Site Reliability Engineering (SRE) at Google Cloud combines software and systems engineering to build and maintain large-scale distributed systems. As a Senior SRE, you'll be responsible for ensuring the reliability and uptime of Google Cloud's services, both internal and customer-facing systems. The role involves complex challenges of scale unique to Google Cloud, requiring expertise in coding, algorithms, complexity analysis, and large-scale system design.
The position sits within Google's Technical Infrastructure team, which is fundamental to keeping Google's vast product portfolio running. You'll work on optimizing existing systems, building infrastructure, and automating processes to eliminate manual work. The team takes pride in being the engineers' engineers, focusing on maintaining and improving Google's networks and platforms.
The role offers an opportunity to work in a diverse, intellectually curious environment that encourages collaboration, big thinking, and risk-taking in a blame-free culture. Google promotes self-direction on meaningful projects while providing support and mentorship for growth and learning. The organization brings together people with varied backgrounds and perspectives, fostering an inclusive environment where innovation thrives.

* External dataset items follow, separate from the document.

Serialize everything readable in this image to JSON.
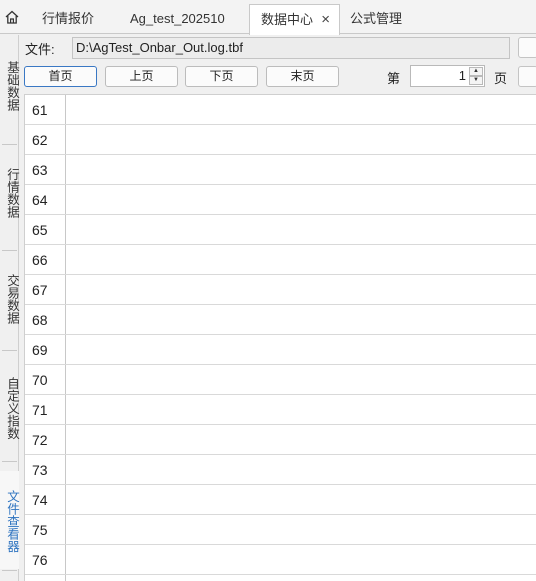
{
  "tabs": [
    {
      "label": "行情报价"
    },
    {
      "label": "Ag_test_202510"
    },
    {
      "label": "数据中心",
      "active": true,
      "close": "×"
    },
    {
      "label": "公式管理"
    }
  ],
  "icons": {
    "home": "home-icon",
    "close": "close-icon",
    "spin_up": "chevron-up-icon",
    "spin_down": "chevron-down-icon"
  },
  "sidebar": {
    "items": [
      {
        "label": "基础数据"
      },
      {
        "label": "行情数据"
      },
      {
        "label": "交易数据"
      },
      {
        "label": "自定义指数"
      },
      {
        "label": "文件查看器",
        "active": true
      }
    ]
  },
  "file": {
    "label": "文件:",
    "path": "D:\\AgTest_Onbar_Out.log.tbf"
  },
  "pager": {
    "first": "首页",
    "prev": "上页",
    "next": "下页",
    "last": "末页",
    "page_prefix": "第",
    "page_value": "1",
    "page_suffix": "页"
  },
  "rows": [
    "61",
    "62",
    "63",
    "64",
    "65",
    "66",
    "67",
    "68",
    "69",
    "70",
    "71",
    "72",
    "73",
    "74",
    "75",
    "76"
  ],
  "colors": {
    "accent": "#2f74c0",
    "border": "#c9c9c9"
  }
}
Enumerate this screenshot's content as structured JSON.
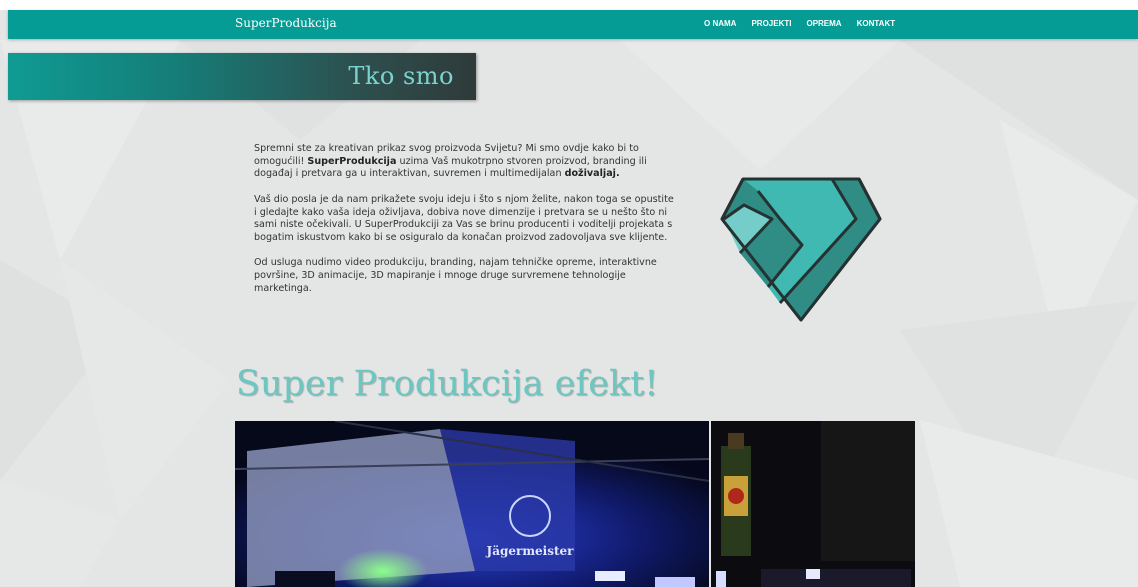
{
  "header": {
    "brand": "SuperProdukcija",
    "nav": [
      "O NAMA",
      "PROJEKTI",
      "OPREMA",
      "KONTAKT"
    ]
  },
  "about": {
    "title": "Tko smo",
    "p1": {
      "a": "Spremni ste za kreativan prikaz svog proizvoda Svijetu? Mi smo ovdje kako bi to omogućili! ",
      "b": "SuperProdukcija",
      "c": " uzima Vaš mukotrpno stvoren proizvod, branding ili događaj i pretvara ga u interaktivan, suvremen i multimedijalan ",
      "d": "doživaljaj."
    },
    "p2": "Vaš dio posla je da nam prikažete svoju ideju i što s njom želite, nakon toga se opustite i gledajte kako vaša ideja oživljava, dobiva nove dimenzije i pretvara se u nešto što ni sami niste očekivali. U SuperProdukciji za Vas se brinu producenti i voditelji projekata s bogatim iskustvom kako bi se osiguralo da konačan proizvod zadovoljava sve klijente.",
    "p3": "Od usluga nudimo video produkciju, branding, najam tehničke opreme, interaktivne površine, 3D animacije, 3D mapiranje i mnoge druge survremene tehnologije marketinga."
  },
  "effect": {
    "title": "Super Produkcija efekt!"
  },
  "gallery": {
    "banner_text": "Jägermeister"
  },
  "colors": {
    "accent": "#049c95",
    "heading": "#6cc7c1"
  }
}
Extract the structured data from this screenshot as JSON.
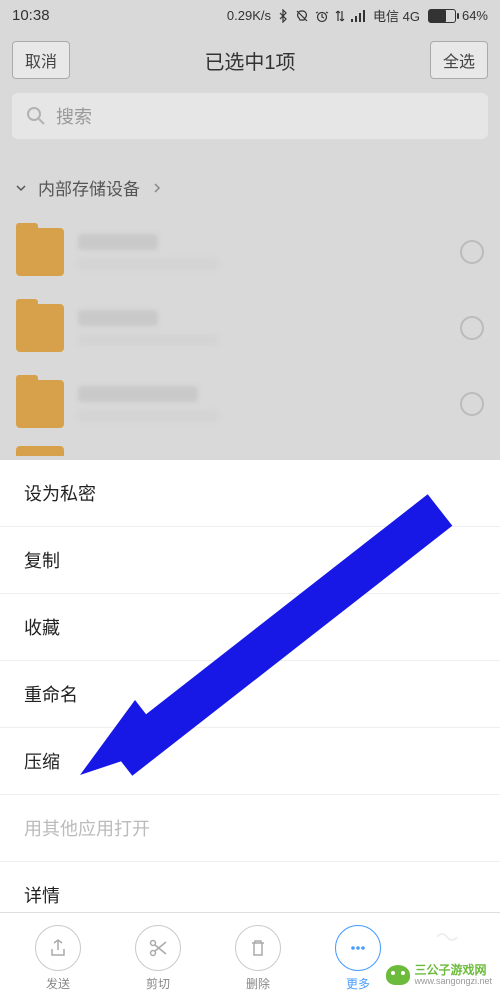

You'll be part of a team that manages the entire lifecycle of services, from design and deployment to operation and refinement. This includes system design consulting, capacity planning, launch reviews, and maintaining service health through monitoring and automation. The role requires both technical expertise and leadership skills, as you'll be expected to guide projects and provide technical direction while working on complex distributed systems.